ROMA «Siamo al black out», dice Raffaele Bonanni parlando alla manifestazione degli edili, dinanzi al Colosseo. Ma, conversando in privato, va oltre: teme che il malcontento possa imboccare strade pericolose. «Sicuramente - dice il leader della Cisl - la scarsa considerazione per i problemi delle persone più deboli e la prospettiva di scelte difficili può far degenerare la situazione. Faccio un esempio per tutti, sulla vicenda delle pensioni si è tirata una riga senza fare distinzioni tra le persone e senza considerare che c’era il problema degli esodi per decine di migliaia di lavoratori che sarebbero rimasti senza impiego e senza pensione. Non c’è stata attenzione e verifica politica, be’ se sarà applicato lo stesso metro anche alle questioni in discussione, il rischio per la tenuta sociale del Paese c’è».
Intanto il confronto sul mercato del lavoro si è oggettivamente arenato. Perché?
«Il riformismo non è stato mai velleitarismo. Chi fa una riforma deve sapere dove mettere i piedi e quanto spendere. Mi sembra che lo Stato non ci voglia mettere un soldo puntando tutto sull’assicurativo. E non si può accettare che tutti paghino il sistema assicurativo e poi alla fine ne usufruisca anche chi non ha pagato. Oltre tutto a noi non va bene la cancellazione della cassa integrazione e comunque la soppressione di alcuni ammortizzatori sociali per costruire una non meglio precisata indennità di disoccupazione».
Se non ci sono i soldi...
«Noi della Cisl abbiamo presentato proposte in cui i soldi ci sono. Le tasse le pagano solo lavoratori e pensionati, non abbiamo servizi dignitosi, ci tolgono i soldi della previdenza. Non va bene».

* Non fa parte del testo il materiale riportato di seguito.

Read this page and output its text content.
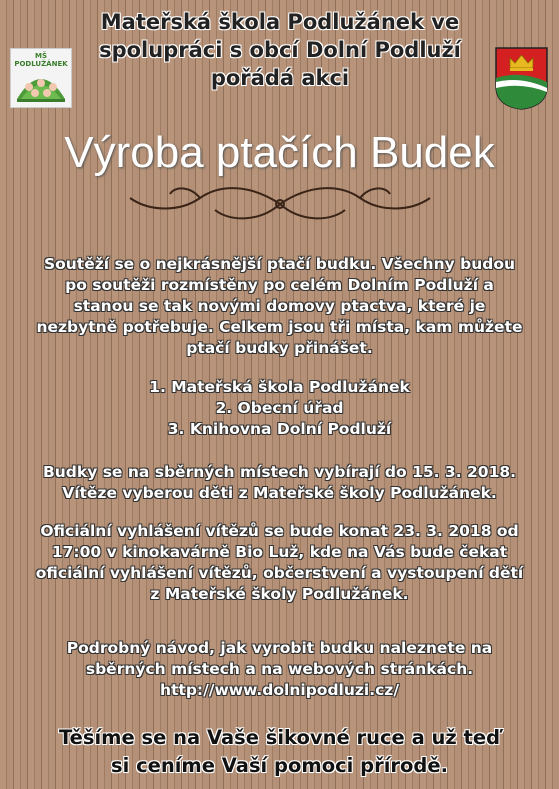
Mateřská škola Podlužánek ve
spolupráci s obcí Dolní Podluží
pořádá akci
MŠ PODLUŽÁNEK
Výroba ptačích Budek

Soutěží se o nejkrásnější ptačí budku. Všechny budou

po soutěži rozmístěny po celém Dolním Podluží a

stanou se tak novými domovy ptactva, které je

nezbytně potřebuje. Celkem jsou tři místa, kam můžete

ptačí budky přinášet.

1. Mateřská škola Podlužánek

2. Obecní úřad

3. Knihovna Dolní Podluží

Budky se na sběrných místech vybírají do 15. 3. 2018.

Vítěze vyberou děti z Mateřské školy Podlužánek.

Oficiální vyhlášení vítězů se bude konat 23. 3. 2018 od

17:00 v kinokavárně Bio Luž, kde na Vás bude čekat

oficiální vyhlášení vítězů, občerstvení a vystoupení dětí

z Mateřské školy Podlužánek.

Podrobný návod, jak vyrobit budku naleznete na

sběrných místech a na webových stránkách.

http://www.dolnipodluzi.cz/

Těšíme se na Vaše šikovné ruce a už teď
si ceníme Vaší pomoci přírodě.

Siete ancora disposti a discutere anche se il governo non vuole mettere un euro sugli ammortizzatori?
«Noi negoziamo per migliorarli, non per rimuoverli. Quello che non permetterò al governo è di fare come si è fatto sulle pensioni, cioè andare avanti senza discutere».
Inevitabile domanda sull’articolo 18. Come finirà?
«Passati due o tre mesi, la gente si è resa conto che è uno straccio da far volare in aria. Non ha nessuna attinenza con i problemi economici e occupazionali che abbiamo».
Il 5, 6 e 7 marzo si vota per le Rsu nel pubblico impiego. C’è un blocco dei contratti che dura dal 2007-2008 e durerà fino al 2014, nella migliore delle ipotesi poi saranno necessari altri tre anni per rinnovarli. Risultato finale, per dieci anni statali con contratti vecchi e stipendi bloccati.
«Il problema vero è riassestare il settore per pagare i dipendenti, ridare loro la dignità ed efficienza alla pubblica amministrazione. La politica e i rappresentanti delle istituzioni hanno scatenato una controffensiva denigratoria per nascondere le loro malefatte. Hanno gonfiato le amministrazioni solo per impossessarsene. Usare la contrattazione di secondo livello, lavorare per progetti, diventa quindi l’unico modo per verificare la buona fede della politica che più che gestire, deve indirizzare e controllare. Voglio ricordare che l’azione della Cisl ha impedito tagli ai posti di lavoro».
Anche qui una riforma, ma anche qui dove si trovano i soldi?
«Dalle vaste aree di sprechi, inefficienze, ruberie. Dal blocco delle esternalizzazioni, dalla revisione delle spese, dallo stop alle consulenze. Cioè tutti quegli strumenti che la politica ha usato per costruire e rafforzare il proprio consenso, emarginando di conseguenza le attività degli impiegati per accusarli poi di essere dei fannulloni».
Quale messaggio manderebbe a Monti?
«Serve un nuovo Patto Sociale e più egli lo rifiuta e più sarà in mano alle lobby».